Jennifer stopped walking, getting his attention. He turned to her and she said, “I never want to hear that again. She loved you for what you were. What you are. You. Nothing more. And certainly nothing less. She saw the man. Warts and all. I’ve seen the same. And I feel the same way.”
He held her eyes, trying to determine if it was just talk. He felt the honesty behind her words and said, “Getting Kylie home is going to be violent. It won’t be clean. You good with that? Because I can’t have you holding back based on some sense of morality for a world that doesn’t exist.”
She thought about the mirror again and said, “I know. I’ve been to that world. I’m good with it. I mean really good.”
He looked at her a moment longer, then started walking. “Okay. Let’s go find Kylie.”
She smiled, and in a stilted Yoda voice said, “Finding her good would be.”
He laughed. “You’ve got a few miles left before I make you a Jedi.”
They walked down Wardour Street and entered a section full of Asian restaurants. He pulled out the napkin and said, “Okay, we’re in the right area. Now keep an eye out for Little Wu Chinese Restaurant. It should be close.”
She pointed to the left and said, “That’s it right there.”
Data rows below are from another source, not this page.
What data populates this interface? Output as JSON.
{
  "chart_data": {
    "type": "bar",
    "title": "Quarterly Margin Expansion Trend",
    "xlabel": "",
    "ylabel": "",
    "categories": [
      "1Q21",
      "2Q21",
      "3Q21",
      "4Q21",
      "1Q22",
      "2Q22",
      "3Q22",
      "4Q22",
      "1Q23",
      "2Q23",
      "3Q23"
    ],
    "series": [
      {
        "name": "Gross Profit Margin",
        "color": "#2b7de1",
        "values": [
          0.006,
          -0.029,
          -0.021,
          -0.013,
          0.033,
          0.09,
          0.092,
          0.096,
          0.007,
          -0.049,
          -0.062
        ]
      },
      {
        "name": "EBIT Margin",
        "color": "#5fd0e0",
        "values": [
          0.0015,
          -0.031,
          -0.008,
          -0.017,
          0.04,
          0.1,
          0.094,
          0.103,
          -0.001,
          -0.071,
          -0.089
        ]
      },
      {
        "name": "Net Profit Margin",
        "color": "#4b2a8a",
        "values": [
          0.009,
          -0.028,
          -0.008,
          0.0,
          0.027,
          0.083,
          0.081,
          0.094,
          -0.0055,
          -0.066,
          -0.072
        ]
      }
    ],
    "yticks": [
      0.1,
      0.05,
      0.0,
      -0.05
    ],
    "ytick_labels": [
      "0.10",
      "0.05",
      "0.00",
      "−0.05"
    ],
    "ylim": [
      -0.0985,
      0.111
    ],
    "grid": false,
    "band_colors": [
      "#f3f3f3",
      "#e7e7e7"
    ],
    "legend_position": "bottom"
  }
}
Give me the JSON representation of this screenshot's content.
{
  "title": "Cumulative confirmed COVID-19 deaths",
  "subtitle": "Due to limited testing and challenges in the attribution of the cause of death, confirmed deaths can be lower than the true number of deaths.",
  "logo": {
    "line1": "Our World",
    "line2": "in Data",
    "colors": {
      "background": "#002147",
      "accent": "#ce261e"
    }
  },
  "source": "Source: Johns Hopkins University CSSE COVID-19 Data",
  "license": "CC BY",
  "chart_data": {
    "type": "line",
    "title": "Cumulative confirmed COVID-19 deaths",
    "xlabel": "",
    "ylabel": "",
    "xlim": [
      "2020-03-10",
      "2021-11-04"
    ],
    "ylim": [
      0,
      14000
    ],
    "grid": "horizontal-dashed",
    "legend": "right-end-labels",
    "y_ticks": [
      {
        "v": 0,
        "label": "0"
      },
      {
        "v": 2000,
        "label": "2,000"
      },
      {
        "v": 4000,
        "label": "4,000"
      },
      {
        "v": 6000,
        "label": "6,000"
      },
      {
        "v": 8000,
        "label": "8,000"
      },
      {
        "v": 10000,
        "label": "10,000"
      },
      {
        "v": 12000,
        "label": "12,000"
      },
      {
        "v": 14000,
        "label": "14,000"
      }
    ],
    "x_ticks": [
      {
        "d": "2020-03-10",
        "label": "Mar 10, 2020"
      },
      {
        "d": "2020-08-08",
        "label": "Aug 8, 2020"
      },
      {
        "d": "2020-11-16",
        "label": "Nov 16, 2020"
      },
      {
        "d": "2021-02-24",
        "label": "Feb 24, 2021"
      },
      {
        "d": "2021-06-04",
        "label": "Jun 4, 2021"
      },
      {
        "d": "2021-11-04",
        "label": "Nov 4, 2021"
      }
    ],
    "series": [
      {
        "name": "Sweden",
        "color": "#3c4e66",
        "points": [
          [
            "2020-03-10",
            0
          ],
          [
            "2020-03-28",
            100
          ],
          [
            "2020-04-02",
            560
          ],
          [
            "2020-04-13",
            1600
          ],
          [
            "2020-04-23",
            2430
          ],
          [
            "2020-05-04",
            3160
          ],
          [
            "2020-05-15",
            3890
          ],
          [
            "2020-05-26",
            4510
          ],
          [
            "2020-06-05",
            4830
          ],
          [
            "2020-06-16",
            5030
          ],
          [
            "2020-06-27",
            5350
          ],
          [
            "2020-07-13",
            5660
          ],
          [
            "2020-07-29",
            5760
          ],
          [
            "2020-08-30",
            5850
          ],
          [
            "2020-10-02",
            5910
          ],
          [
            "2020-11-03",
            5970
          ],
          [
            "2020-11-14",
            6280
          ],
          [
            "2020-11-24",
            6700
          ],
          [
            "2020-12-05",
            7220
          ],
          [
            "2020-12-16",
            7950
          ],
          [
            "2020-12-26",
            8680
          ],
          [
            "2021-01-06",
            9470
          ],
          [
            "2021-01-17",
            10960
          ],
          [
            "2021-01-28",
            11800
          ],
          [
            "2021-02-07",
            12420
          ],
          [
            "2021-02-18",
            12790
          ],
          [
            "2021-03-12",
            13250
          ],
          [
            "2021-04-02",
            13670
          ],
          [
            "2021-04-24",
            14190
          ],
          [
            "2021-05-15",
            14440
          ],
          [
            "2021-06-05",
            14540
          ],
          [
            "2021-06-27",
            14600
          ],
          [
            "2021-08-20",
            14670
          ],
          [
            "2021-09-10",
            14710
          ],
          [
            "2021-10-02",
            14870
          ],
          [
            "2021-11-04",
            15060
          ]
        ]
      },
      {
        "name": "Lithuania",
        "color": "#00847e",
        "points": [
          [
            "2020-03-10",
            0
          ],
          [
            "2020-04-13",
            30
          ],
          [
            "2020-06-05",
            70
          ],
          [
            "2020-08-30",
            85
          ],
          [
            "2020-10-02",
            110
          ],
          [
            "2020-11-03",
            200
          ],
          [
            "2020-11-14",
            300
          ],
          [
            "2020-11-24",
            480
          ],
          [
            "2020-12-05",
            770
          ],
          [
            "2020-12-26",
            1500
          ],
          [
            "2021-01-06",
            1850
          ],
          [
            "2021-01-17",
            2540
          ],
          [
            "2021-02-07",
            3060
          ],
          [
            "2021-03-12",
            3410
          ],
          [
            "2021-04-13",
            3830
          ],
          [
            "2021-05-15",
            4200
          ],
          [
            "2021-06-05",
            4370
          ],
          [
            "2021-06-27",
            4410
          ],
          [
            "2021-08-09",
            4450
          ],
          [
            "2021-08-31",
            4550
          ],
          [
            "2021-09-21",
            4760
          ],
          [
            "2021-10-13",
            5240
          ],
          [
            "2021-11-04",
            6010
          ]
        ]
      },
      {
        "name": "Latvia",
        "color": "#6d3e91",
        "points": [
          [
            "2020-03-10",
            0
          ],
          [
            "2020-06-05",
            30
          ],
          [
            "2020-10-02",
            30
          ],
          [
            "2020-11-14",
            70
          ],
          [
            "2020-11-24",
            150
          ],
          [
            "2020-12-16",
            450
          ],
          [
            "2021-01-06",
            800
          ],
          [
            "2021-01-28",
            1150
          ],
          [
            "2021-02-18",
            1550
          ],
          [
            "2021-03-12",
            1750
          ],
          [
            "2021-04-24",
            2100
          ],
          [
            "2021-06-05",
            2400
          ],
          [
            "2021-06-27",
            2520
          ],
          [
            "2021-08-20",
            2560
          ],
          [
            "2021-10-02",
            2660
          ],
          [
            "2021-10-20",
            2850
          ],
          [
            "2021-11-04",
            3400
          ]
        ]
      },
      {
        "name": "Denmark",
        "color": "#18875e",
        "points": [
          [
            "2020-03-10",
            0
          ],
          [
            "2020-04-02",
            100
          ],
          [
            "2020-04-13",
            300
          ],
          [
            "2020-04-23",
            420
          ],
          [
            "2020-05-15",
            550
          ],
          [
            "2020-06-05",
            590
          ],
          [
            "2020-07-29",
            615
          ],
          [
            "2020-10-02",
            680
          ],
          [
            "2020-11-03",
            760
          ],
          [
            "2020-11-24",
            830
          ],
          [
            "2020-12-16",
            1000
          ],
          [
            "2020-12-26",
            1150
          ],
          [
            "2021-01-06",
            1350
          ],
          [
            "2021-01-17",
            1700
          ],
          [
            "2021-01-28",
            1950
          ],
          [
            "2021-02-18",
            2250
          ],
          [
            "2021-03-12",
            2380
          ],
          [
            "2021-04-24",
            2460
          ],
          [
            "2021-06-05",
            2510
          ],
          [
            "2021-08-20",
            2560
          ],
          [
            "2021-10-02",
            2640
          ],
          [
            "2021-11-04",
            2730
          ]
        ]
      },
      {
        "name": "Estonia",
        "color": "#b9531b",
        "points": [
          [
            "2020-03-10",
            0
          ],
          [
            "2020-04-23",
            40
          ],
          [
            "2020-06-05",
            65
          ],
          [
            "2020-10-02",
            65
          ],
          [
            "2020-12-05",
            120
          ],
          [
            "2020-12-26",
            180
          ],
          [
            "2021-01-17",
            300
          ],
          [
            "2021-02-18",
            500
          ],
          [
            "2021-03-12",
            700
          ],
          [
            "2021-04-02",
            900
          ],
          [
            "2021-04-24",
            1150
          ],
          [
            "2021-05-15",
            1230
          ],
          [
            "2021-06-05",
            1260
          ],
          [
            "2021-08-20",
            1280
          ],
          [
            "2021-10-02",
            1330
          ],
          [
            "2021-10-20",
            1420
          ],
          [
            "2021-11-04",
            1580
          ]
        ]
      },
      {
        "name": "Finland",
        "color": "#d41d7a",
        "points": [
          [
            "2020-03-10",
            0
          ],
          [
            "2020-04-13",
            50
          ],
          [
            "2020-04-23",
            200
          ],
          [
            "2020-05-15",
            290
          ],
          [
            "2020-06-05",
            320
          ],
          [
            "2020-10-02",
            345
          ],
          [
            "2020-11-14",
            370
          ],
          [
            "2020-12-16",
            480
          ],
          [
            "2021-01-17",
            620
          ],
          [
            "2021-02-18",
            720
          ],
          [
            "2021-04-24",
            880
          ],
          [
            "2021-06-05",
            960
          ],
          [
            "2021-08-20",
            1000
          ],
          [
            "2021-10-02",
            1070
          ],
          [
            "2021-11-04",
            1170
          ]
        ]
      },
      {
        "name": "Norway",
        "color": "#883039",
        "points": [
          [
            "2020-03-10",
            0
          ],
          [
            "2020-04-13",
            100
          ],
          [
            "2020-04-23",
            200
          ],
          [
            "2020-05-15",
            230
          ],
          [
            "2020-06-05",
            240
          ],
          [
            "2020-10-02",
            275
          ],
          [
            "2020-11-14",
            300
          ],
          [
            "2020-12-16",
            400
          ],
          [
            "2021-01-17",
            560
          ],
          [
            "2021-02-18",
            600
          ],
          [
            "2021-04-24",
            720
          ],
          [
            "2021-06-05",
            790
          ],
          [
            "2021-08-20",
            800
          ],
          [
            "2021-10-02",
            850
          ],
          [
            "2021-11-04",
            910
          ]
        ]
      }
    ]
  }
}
He said, “Holy shit. That was easy.”
He walked to an alley right next to the restaurant. A sign with Chinese lettering underneath indicated it was called Dansey Place. “This is it. Should be straight back.”
She peered down the alley, cloyingly small, full of trash cans and other refuse. She said, “Wow. That doesn’t look safe.”
“Well, it is what it is.”
He entered the alley without another word, walking past the backs of restaurants, Asian men sitting on steps and smoking, glaring at the intrusion away from the tourist area.